For several months in 2017-2018, 1,200 employees of HKH Contracting Company were unpaid and left destitute. Many employees went back to their home countries empty-handed in desperation. Those who fought a court case received a ruling in their favour in mid-2019. But it was only in the third quarter of 2020 that the ruling was enforced and complainants received their due wages, which did not include compensation for hardship. The company was owned by a member of a branch of the ruling family. 

Around the same period, in 2018, 800 workers of Hamton International were left without running water or sanitation, and unpaid for over a year. Two workers died in the labour camp. The company was managed by an Indian partner who fled the country. The Qatari partner, with relatively less influence, was arrested by the police. Workers had to settle for less than what was owed to them in order to change jobs or leave the country. 

From 2016 to 2018 Abbie endured long work hours, sexual harassment and mental turmoil, and despite resigning, was not allowed to leave as the employer had threatened to file an absconding case against her and her colleagues. She was terrified of filing a formal complaint as she had little trust in the system.

In 2019-2020, workers of Qatar Meta Coats deployed on a World Cup site were not paid for several months. The workers had filed complaints and exhausted all resources to do so, to no avail. It took a report from Amnesty International for workers to receive their dues. One of the affected workers summarises the crux of the issue: “The company has so much advantage over workers that you regret going to the court. Whatever the company decides, Qatar favours them. Workers are suffering because the companies rule.”

In 2019 about 550 employees of Imperial Trading and Contracting Company stopped receiving their salaries. Complaints filed against the company have done little to retrieve their dues, and the employees continue to wait in vain. Not only did the WPS not flag this issue in time, but the fund that was supposed to help workers in a timely manner has not been used. 

Bee arrived in Qatar in 2018 to work as a domestic worker. She faced severe abuse and non-payment. In June 2019 she contacted MR for help, but because she did not have access to a personal phone and because she feared retribution, she could not complain directly to the authorities. In November 2019 she managed to reach the Indian embassy. However, neither the government authorities nor the embassy could convince the employer to return her confiscated passport and pay her due wages. In January 2020, she travelled back home empty-handed on a temporary travel document. 

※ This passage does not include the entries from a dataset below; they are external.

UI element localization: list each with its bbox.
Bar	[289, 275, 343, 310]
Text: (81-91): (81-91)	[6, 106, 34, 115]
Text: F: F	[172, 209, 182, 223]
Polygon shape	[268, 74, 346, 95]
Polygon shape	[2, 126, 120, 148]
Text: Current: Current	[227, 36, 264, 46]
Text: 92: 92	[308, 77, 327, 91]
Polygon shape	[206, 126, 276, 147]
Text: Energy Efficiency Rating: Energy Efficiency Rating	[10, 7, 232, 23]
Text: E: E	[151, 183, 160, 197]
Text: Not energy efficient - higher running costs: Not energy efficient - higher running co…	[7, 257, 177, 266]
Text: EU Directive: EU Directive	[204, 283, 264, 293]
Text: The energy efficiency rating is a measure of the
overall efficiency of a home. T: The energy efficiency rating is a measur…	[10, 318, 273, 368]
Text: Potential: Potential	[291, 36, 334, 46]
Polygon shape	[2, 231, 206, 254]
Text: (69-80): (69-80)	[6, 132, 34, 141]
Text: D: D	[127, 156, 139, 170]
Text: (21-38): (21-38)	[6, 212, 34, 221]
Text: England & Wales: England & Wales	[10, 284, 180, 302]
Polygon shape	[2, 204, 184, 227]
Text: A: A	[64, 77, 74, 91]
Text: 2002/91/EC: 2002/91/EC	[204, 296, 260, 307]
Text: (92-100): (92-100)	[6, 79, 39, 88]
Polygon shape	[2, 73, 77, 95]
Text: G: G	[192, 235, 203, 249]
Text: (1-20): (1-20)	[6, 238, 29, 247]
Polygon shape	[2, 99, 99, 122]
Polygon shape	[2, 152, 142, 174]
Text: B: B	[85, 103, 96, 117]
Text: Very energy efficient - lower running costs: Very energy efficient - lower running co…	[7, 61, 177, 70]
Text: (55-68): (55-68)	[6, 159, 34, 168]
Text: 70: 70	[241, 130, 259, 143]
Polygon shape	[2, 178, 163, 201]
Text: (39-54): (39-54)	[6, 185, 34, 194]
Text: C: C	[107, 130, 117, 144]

In October 2020 a domestic worker who contacted the police because she was facing sexual harassment at the hands of her employer was rescued and then detained because the employer had filed a runaway case against her. (MR’s report on this case to follow soon.)

In the last seven months, we have witnessed a rise in employers flexing their unlimited power. During Covid-19 lockdowns and business downturn, in order to renege on their obligations to continue paying for accommodation and food, false absconding and theft cases were filed against workers who have no knowledge of the system and how to navigate it. 

Unlike MADLSA, the Ministry of Interior (MoI) does not engage effectively with civil society actors. Even embassies, where they are present, have a template letter requesting the release of detained workers or resolution of the case, but the letter does not necessarily expedite the process. For workers who come from countries that do not have a diplomatic presence in the country, their detention could continue for a very long time unless the employer shows some ‘leniency.’ 

Workers’ rights are not about the labour code and their access to justice is not about the labour systems alone. It is all about who their sponsor is. And that is why the Kafala system, despite reforms, continues to reign.  

The more powerful the Kafeel, the less they are held accountable. Given the size of the citizen population and how interlinked the different families are, everyone knows everyone else. While the degrees of power may vary, there’s enough vested in the majority of this small group to intimidate those they employ.